Background and aims High levels of antibodies and avidity indicates good protection after vaccination. However, there are only a few studies measuring avidity of PT-antibodies in children. Recent studies suggest that Th17 specific immunity acquired from Diphtheria-Tetanus-acellular-Pertussis (DTaP) vaccination may provide efficient protection against pertussis. In this study, we aimed to investigate concentration and avidity of anti-PT-IgG antibodies (PT-Abs) after primary and booster vaccination and their association with gene polymorphism of IL-17A.

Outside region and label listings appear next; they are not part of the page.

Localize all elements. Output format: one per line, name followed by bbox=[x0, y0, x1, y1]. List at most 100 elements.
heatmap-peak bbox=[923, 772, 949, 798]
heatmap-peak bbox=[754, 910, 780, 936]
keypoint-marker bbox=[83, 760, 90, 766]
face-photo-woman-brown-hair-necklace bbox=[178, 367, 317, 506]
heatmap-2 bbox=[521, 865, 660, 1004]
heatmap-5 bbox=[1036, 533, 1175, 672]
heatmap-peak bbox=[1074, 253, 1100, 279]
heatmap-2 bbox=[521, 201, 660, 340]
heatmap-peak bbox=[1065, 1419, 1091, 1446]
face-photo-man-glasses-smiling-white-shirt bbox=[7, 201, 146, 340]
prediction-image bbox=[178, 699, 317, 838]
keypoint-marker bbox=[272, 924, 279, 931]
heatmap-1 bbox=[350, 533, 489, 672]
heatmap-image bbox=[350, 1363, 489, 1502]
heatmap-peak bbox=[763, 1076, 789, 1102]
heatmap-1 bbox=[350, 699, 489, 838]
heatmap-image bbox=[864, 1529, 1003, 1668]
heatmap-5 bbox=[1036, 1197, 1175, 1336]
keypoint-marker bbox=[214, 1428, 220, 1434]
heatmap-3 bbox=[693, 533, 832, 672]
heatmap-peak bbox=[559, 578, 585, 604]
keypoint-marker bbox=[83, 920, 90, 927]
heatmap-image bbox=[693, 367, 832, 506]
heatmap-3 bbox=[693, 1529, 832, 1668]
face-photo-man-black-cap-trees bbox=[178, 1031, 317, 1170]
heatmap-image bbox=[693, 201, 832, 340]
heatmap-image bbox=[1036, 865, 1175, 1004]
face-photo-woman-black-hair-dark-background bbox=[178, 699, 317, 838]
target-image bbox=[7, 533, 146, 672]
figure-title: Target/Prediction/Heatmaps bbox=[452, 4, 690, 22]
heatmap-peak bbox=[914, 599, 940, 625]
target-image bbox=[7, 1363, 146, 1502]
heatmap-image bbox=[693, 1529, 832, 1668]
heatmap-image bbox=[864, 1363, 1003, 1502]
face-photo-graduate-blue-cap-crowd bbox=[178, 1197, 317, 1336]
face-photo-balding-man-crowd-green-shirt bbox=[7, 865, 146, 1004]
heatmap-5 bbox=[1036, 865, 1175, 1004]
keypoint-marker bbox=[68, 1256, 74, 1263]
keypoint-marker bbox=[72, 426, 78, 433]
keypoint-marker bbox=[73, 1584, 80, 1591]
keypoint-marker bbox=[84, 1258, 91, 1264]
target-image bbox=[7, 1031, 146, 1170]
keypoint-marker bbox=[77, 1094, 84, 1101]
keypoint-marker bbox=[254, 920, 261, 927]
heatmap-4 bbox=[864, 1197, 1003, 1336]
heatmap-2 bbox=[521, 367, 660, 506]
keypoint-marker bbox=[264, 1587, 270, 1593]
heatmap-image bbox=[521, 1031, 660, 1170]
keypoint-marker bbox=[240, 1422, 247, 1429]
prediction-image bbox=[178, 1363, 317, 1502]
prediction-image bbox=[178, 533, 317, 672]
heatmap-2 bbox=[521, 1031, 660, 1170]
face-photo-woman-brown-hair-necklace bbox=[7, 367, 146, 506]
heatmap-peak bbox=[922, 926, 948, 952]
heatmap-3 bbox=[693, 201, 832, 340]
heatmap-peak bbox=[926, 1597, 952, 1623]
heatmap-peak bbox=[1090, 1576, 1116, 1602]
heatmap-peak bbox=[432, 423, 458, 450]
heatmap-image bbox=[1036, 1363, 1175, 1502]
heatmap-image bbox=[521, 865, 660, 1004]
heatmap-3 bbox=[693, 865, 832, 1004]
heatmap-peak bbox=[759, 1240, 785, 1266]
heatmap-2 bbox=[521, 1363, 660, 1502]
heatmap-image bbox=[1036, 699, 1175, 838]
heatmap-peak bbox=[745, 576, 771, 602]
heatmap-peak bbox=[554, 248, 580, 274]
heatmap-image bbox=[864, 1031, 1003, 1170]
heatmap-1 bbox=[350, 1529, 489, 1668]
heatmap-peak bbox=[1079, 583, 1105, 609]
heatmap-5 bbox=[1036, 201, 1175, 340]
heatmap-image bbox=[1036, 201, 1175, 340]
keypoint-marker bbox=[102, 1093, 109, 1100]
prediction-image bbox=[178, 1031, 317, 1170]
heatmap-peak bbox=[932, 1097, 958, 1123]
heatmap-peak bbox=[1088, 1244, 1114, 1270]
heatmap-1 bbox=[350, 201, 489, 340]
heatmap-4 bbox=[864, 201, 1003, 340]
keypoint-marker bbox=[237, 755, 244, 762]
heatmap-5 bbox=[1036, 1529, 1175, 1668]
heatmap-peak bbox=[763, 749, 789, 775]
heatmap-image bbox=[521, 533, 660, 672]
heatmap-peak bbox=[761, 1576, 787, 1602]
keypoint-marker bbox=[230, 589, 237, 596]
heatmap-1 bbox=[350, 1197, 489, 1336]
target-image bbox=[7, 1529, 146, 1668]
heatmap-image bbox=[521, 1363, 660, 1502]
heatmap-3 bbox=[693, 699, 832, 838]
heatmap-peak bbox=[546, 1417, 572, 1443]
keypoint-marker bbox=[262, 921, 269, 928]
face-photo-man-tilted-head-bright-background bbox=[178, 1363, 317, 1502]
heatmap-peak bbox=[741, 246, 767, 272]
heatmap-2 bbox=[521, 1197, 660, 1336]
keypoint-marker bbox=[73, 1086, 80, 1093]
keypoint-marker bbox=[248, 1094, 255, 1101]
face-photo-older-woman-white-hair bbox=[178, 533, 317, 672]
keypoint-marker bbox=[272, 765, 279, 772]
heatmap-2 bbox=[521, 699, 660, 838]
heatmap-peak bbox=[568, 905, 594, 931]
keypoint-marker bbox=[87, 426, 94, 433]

Methods Altogether, 325 serum samples were included. From these, 72 were collected from unvaccinated infants at 2.6 months of age, 203 from primary vaccinated 13-month-old children, and 50 from DTaP vaccinated adults. Concentration and avidity of PT-Abs were measured by ELISA. SNP detection of IL-17A was performed using Sequenom iPlex Gold system.

Results Quantity of PT-Abs showed significant increase after primary vaccination in infants. When primary and booster vaccinations were compared, significantly higher levels of PT-Abs were observed after booster vaccination, whereas higher levels of avidity were found after primary vaccination. Frequencies of three IL-17A genotypes identified was 33% (G/G), 47% (G/A) and 20% (A/A) in 203 infants. Subjects with IL-17A G/G genotype had significantly lower avidity of PT-Abs than those with the other two genotypes. However, there was no significant difference in levels of PT-antibodies between these genotypes.

Conclusions Our results indicate that avidity of PT-Abs is higher after primary vaccination than after booster vaccination. This study also suggests that gene polymorphism of IL-17A may influence quality of PT-Abs after primary vaccination in infants.